Centre mulls maximising electronics earnings amid uncertainty over Apple exports

Such a move would reduce dependence on imports and help save foreign exchange for the country, these people added, particularly in light of the reciprocal tariffs announced last week by the US administration. Most components for making smartphones, including for Apple’s iPhone, are still imported.

One proposal has advised the ministry of electronics and information technology (Meity) to start with deploying warehouses with special import duty privileges to ensure that companies build inventories of electronics sub-components and raw materials. Such stockpiles would help India expedite electronics component engineering domestically, which in turn will increase the net value of electronics items made in the country.

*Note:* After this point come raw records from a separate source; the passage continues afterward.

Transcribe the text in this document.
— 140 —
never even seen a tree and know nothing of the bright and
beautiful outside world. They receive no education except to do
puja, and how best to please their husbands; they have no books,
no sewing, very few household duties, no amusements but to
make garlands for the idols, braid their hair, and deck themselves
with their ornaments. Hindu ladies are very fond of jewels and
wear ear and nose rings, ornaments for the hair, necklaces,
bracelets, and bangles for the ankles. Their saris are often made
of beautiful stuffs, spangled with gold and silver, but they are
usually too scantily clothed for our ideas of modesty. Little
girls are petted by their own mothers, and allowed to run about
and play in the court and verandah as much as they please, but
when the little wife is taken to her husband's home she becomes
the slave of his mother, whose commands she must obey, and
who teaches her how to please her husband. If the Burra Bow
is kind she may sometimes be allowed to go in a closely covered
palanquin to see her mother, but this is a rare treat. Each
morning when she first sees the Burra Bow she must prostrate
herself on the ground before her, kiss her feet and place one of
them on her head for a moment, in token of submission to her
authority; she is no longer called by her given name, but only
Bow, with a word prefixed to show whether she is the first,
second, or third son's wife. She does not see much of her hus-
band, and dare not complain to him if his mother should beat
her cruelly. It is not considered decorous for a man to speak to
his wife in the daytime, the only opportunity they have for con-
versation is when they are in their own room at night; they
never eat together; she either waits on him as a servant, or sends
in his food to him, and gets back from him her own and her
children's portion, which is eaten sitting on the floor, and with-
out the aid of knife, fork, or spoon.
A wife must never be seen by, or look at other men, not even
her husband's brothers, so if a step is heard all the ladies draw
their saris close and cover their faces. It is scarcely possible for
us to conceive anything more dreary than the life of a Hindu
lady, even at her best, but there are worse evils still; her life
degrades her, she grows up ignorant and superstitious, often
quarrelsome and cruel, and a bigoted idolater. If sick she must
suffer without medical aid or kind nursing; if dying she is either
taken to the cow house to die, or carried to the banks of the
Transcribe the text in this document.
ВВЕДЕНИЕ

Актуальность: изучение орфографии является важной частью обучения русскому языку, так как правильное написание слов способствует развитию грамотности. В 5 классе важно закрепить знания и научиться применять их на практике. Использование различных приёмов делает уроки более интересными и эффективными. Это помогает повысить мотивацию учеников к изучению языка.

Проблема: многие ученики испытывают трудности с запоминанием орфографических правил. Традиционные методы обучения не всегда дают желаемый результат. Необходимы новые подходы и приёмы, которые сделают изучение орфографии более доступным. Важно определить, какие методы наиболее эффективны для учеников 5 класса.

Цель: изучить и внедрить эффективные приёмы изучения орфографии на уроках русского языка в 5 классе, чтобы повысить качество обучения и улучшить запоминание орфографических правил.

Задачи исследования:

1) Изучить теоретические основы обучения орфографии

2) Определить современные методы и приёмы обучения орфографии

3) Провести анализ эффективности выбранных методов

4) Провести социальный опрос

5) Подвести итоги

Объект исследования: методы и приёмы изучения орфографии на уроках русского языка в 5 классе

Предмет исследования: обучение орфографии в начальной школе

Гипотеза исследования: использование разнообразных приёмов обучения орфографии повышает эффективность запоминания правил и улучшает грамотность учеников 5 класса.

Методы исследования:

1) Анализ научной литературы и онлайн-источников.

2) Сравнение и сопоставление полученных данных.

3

The people cited above said that a framework to ramp-up local components manufacturing is expected in the coming weeks. Meity did not immediately respond to Mint’s request for a comment.

Also read | Why India’s electronics sector is least at risk from Trump’s tariff scrutiny

“The current tariff environment remains uncertain globally, leading to unprecedented reactions from multiple nations to the US’s reciprocal tariffs,” the first person cited above said. “This marks a key moment in India’s electronics journey and increasing India’s value in the global electronics supply chain will be key to marking it as an important geography.”

Low value addition

As of last month, India exported $14.5 billion in electronics, of which nearly $9 billion was accounted for by smartphones, including $6 billion by Apple’s iPhones—which are assembled in India by Tata Electronics and Bharat Foxconn International Holdings groups.

However, India’s domestic value addition (contribution to GDP) from these exports is just 10-15%, as per industry and government executives. This leaves India with around $600 million in net earnings from iPhone exports.

According to industry estimates, iPhone exports to the US amount to $1 billion (of the $6 billion total), which will now be subjected to 26% in trade tariff. While India is relatively favourable compared to China or Vietnam for Apple to export its products from, Brazil and Thailand offer cheaper tax rates and, in turn, a shot for Apple to maintain its sales margin.

Also read | Budget smartphones sell like hot cakes in tepid market

Apple had not responded to Mint’s request for a comment on its India manufacturing expansion plans as of Monday.

Two industry analysts said Apple roughly exports 17-20 million iPhones from India, and until Trump’s tariffs were announced on 2 April, the company was expected to ramp up its India assembly efforts to 55-60 million by 2028.

Now that this expansion is potentially uncertain, India’s domestic value addition represents “a clear way to continue reaping the benefits of the global importance of the electronics industry,” the third person cited above added.

To be sure, domestic value addition refers to the total amount that is added to the gross domestic product (GDP) of a country from an industry. In India, an estimate by government-backed think-tank, Niti Aayog, published in July last year said, “in a business as usual environment, India’s electronics market could reach $278 billion by FY30″. In the same time span, India is targeting its overall electronics ecosystem, including sales revenue, to cross $500 billion.

Government and private industry sources peg India’s domestic value addition to be at 15% at the moment—which will give India approximately $40 billion in value added to the GDP in the next five years.

Also read | Electronics manufacturing firms tipped to outperform indices this year

In place of this, the three people that Mint spoke with said that with more local manufacturing, India can ramp-up its electronics ecosystem’s value addition to up to 30% during this period.

Rapid shift

“While this is expected to happen in the long run, the proposal to expedite domestic value addition is key for India to relatively insulate itself in the face of Trump’s tariffs right now, which affects India too,” the second person cited above said.

Industry veteran Ajai Chowdhry, co-founder of HCL and chairman of Epic Foundation, said that the current market conditions are important for India to ramp-up domestic value addition.

“While the components scheme has been announced, it’s important to note that more than reacting to the US-imposed tariffs, now is a crucial moment for increasing value addition in India’s electronics ecosystem. Ramping up local component sourcing rapidly will help India amplify what we can earn, and move upward from being a low-margin assembly nation to a higher-value stakeholder in the global electronics ecosystem,” he said.

Others, however, remain sceptical. Navkendar Singh, associate vice-president at IDC India, said that the key question currently “is because of the Trump-fuelled uncertainties”.

Also read | Smartphone addiction: Is India facing a digital crisis?

“We don’t know if the tariffs will remain consistent for the next five years. Had this been certain, India could have potentially navigated and found a strategy for the long run. From where it stands today, Trump’s uncertain global policy could swing trade tariffs either way, or even abolish them in the near term. India may also lose some assembly contracts to Brazil, and in the near-term, domestic value addition won’t have an instant impact on the sector,” Singh said.